In df.mean(), mean is pd.DataFrame.mean and operates on all columns as separate pd.Series. What is returned is a pd.Series in which df.columns is the new index and the means of each column are the values. In your initial example, df only has one column so the result is a length one series where the index was the name of that one column and the value was the mean for that one column.
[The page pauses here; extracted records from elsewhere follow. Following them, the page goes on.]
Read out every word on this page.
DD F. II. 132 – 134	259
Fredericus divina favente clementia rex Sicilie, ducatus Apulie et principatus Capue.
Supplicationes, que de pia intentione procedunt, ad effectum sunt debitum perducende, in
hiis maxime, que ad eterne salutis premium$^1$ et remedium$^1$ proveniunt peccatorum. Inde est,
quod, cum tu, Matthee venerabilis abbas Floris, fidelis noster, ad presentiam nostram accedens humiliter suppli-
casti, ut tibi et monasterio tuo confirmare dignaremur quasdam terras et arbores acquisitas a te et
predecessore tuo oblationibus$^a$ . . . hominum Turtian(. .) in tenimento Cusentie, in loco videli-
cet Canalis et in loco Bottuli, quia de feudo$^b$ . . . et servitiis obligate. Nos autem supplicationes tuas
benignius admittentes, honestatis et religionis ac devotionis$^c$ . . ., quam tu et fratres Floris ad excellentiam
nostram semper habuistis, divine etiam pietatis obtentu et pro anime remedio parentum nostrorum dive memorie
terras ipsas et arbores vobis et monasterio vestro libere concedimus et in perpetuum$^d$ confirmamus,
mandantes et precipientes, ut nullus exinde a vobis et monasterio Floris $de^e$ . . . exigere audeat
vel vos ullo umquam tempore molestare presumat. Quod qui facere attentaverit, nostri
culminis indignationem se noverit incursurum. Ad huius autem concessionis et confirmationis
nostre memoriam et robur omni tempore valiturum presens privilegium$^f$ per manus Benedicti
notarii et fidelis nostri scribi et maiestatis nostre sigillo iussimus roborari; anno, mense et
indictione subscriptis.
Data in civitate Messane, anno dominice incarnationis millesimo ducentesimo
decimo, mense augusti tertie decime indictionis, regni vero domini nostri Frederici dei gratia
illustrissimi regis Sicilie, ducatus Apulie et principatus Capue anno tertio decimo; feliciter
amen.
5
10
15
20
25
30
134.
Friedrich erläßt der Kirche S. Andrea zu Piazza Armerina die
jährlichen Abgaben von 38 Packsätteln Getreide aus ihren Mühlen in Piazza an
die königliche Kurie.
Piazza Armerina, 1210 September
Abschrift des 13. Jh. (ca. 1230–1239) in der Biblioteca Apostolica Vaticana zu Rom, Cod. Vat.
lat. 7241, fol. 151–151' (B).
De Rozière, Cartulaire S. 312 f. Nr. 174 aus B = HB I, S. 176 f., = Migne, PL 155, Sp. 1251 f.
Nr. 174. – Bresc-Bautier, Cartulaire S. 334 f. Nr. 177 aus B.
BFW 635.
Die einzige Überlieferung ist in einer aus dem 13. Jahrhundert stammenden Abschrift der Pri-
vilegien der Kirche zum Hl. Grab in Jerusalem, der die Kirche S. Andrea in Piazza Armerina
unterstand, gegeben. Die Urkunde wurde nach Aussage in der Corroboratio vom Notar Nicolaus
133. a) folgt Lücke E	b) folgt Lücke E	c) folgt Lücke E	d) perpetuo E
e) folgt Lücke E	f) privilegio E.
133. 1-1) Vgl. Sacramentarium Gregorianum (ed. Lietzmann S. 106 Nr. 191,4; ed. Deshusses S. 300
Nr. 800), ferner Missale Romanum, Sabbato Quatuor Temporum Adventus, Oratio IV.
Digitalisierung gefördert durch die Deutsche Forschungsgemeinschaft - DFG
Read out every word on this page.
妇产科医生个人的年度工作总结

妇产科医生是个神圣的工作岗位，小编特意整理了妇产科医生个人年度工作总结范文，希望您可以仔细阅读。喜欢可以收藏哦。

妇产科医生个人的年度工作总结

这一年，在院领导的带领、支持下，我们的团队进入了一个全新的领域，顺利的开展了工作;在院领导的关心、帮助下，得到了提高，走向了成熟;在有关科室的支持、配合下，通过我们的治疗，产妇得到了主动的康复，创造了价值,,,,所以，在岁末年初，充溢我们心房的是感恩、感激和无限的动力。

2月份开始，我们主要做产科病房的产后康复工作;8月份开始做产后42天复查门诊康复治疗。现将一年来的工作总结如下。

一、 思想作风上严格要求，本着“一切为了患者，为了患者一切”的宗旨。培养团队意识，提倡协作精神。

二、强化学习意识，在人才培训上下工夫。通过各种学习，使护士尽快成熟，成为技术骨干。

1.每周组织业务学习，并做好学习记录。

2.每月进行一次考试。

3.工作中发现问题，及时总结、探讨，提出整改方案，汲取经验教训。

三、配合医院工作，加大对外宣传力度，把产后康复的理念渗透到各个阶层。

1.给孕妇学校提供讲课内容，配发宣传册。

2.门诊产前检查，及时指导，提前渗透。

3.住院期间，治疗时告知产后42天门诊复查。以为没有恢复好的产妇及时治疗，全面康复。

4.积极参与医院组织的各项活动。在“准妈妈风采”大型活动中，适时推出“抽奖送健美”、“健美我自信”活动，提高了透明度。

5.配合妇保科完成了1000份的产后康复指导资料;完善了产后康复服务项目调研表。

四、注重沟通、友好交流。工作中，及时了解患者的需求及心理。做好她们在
In df['derived_3'].mean(), mean is pd.Series.mean and df['derived_3'] is a pd.Series. The result of pd.Series.mean will be a scalar.


Display Differences

The difference in display is because the result of df.mean is a pd.Series and the float format is controlled by pandas. On the other hand df['derived_3'].mean() is python primitive and isn't controlled by pandas.

import numpy as np
import pandas as pd

scalar

np.pi

3.141592653589793

pd.Series

pd.Series(np.pi)

0    3.141593
dtype: float64

with different formatting

with pd.option_context('display.float_format', '{:0.15f}'.format):
    print(pd.Series(np.pi))

0   3.141592653589793
dtype: float64

Reduction
It is useful to think of these various methods as either reducing the dimensionality or not. Or synonymously, aggregation or transformation.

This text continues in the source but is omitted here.